Mnangagwa on Saturday handed over securitised title deeds to 265 Epworth residents and pledged to avail more.
At least 11 000 residents from the sprawling suburb are expected to receive the title deeds.
Ahead of the March by-elections last year, Zanu PF promised to dish out 80 000 title deeds to residents of Epworth to guarantee property ownership.
While handing over the title deeds, given under the Presidential Title Deeds and Settlement Regularisation Programme, Mnangagwa pleaded with Epworth residents to vote for Zanu PF.
“We are a government that delivers. Today I have returned to Epworth to deliver on that promise,” he said.
But electoral stakeholders have accused Mnangagwa of using State resources to lure votes for the ruling party.
Opposition Citizens Coalition for Change (CCC) spokesperson Fadzayi Mahere yesterday said Zanu PF was using State land as a political weapon to win the electorate.
“Zanu PF knows it can never win a free and fair election in Zimbabwe. Consequently, it has resorted to shameful, illegal electoral malpractices to compensate for its lack of popular support.
“The donation of title deeds to residents in Epworth by Mr Mnangagwa is a desperate attempt at vote buying by an incompetent regime that’s failed to deliver basic services such as access to housing, public health, education and food security.
“There are grave questions around whether due process was followed in the purported donation of title deeds, whether there are valid transactions underlying the alleged transfer process and most importantly whether the allocation process itself was transparent given that these are State resources,” she said.
Mahere further pointed out that State land was not a political weapon to be brandished at election time by a regime that has failed to deliver basic services.
“Significantly, only 300 deeds were given, yet the population of Epworth exceeds 60 000. We continue to ask — what plan has the government put in place to ensure the residents of Epworth and indeed the masses have access to quality, affordable housing?”
MDC T Gweru Urban legislator Brian Dube questioned why Mnangagwa was issuing the deeds.
“Since when did the President start giving title deeds? The deeds are processed at the Deeds Office, and an individual has to follow certain procedures to get one. But here, the President is bringing the deeds to the people. At whose expense?”asked Dube.

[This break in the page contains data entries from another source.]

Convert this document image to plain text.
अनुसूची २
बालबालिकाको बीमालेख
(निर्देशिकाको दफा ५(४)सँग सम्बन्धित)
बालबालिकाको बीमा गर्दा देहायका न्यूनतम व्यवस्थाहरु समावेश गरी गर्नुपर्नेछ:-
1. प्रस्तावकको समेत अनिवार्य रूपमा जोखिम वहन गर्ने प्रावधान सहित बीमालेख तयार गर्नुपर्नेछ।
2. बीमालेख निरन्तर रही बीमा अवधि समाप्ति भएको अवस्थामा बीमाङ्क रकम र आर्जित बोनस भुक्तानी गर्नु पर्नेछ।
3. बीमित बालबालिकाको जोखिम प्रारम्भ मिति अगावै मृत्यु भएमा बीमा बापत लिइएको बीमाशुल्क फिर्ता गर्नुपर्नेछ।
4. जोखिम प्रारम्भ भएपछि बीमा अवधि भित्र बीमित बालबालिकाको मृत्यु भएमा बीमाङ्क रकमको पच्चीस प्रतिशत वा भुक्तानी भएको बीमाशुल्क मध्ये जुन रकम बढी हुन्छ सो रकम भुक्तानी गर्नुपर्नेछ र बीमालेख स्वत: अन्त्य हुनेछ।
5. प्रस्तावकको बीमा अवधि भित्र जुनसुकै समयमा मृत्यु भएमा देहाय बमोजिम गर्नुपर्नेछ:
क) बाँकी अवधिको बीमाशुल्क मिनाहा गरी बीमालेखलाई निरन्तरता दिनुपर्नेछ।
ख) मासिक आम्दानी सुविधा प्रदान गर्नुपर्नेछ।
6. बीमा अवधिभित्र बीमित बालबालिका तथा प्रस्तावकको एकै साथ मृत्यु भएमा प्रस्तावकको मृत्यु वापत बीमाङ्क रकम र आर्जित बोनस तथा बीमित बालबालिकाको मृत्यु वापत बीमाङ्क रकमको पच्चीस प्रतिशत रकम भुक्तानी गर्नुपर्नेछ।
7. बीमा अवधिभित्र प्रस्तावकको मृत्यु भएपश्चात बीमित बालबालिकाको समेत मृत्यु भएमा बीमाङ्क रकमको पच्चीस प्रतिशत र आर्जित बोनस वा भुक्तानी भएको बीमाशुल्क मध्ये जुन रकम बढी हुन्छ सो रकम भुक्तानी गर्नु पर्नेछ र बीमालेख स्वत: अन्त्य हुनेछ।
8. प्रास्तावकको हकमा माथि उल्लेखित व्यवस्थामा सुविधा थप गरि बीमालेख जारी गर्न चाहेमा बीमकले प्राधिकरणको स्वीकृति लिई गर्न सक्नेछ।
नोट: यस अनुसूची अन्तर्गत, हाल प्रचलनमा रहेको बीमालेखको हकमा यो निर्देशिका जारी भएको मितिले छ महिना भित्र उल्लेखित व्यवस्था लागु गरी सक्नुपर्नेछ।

“This is a clear vote-buying strategy. The timing also raises a lot of questions. Why now when we are just a few months before the elections. This issue jeopardises the credibility of the electoral process. Already the ground is no longer (even).”
Lawyer Munyaradzi Bwanya, however, said there was nothing sinister about Mnangagwa handing over the title deeds to the people.
“The government owns the Epworth land. The rights of the land are vested in the President,” Bwanya said. “He can administer that land through a minister and the council can give you a lease, but the owner of the land you are buying is the government,” he argued.
He said anyone who sold land should have authority to transfer it.
“Land that belongs to the government is vested through the President. The land can be given through the deed of grant whereby one is granted authority to use the land.
“There is nothing sinister in handing over title deeds. For the last 20 years, civil society organisations and opposition parties have been clamouring for the government to issue title deeds.
“It confirms that the government has the power to issue title deeds. They cannot backtrack now to say why the title deeds were given,” he said.
Political analyst and founder of Coalition for Market and Liberal Solutions (Comaliso) Rejoice Ngwenya said every citizen was expected to get the title deeds regardless of political affiliation.
“For my team and I at Comaliso, we have always insisted that title deeds are not an electoral campaign matter — for good reasons,” Ngwenya said.
“Citizens who reside in such places as Epworth, Eastview, Solomio, Hopley, Garikai, Maruva and others in Kuwadzana and Highfield, among others are members of different political parties.
“Of course, some informal settlements could have been a result of Zanu PF aligned land barons, but this counts for nothing when a poor citizen has already been allocated a stand and built a house.”
Ngwenya added: “So, when a political party says: ‘If you vote for us, we will give you title deeds’, we get concerned because we know the process of titling is highly legalistic and procedural. That is why Comaliso went to Parliament to ‘complain’ about this difficult process that endangers the tenure of millions of citizens.”
However, Zanu PF director for information Tafdzwa Mugwadi said Zanu PF was not bothered by criticism in relation to the Epworth title deeds.
“When the promise was made last year, the opposition said it was a lie,” Mugwadi said. “When the promise was delivered last weekend, they condemned it as vote buying. The question is: Should Zanu PF and President @edmnangagwa be bothered by that? The answer is an emphatic NO & delivery continues.”
Zanu PF spokesperson Christopher Mutsvangwa also told this publication recently that the ruling party was dishing out bicycles to the rural electorate to win its votes in the upcoming elections.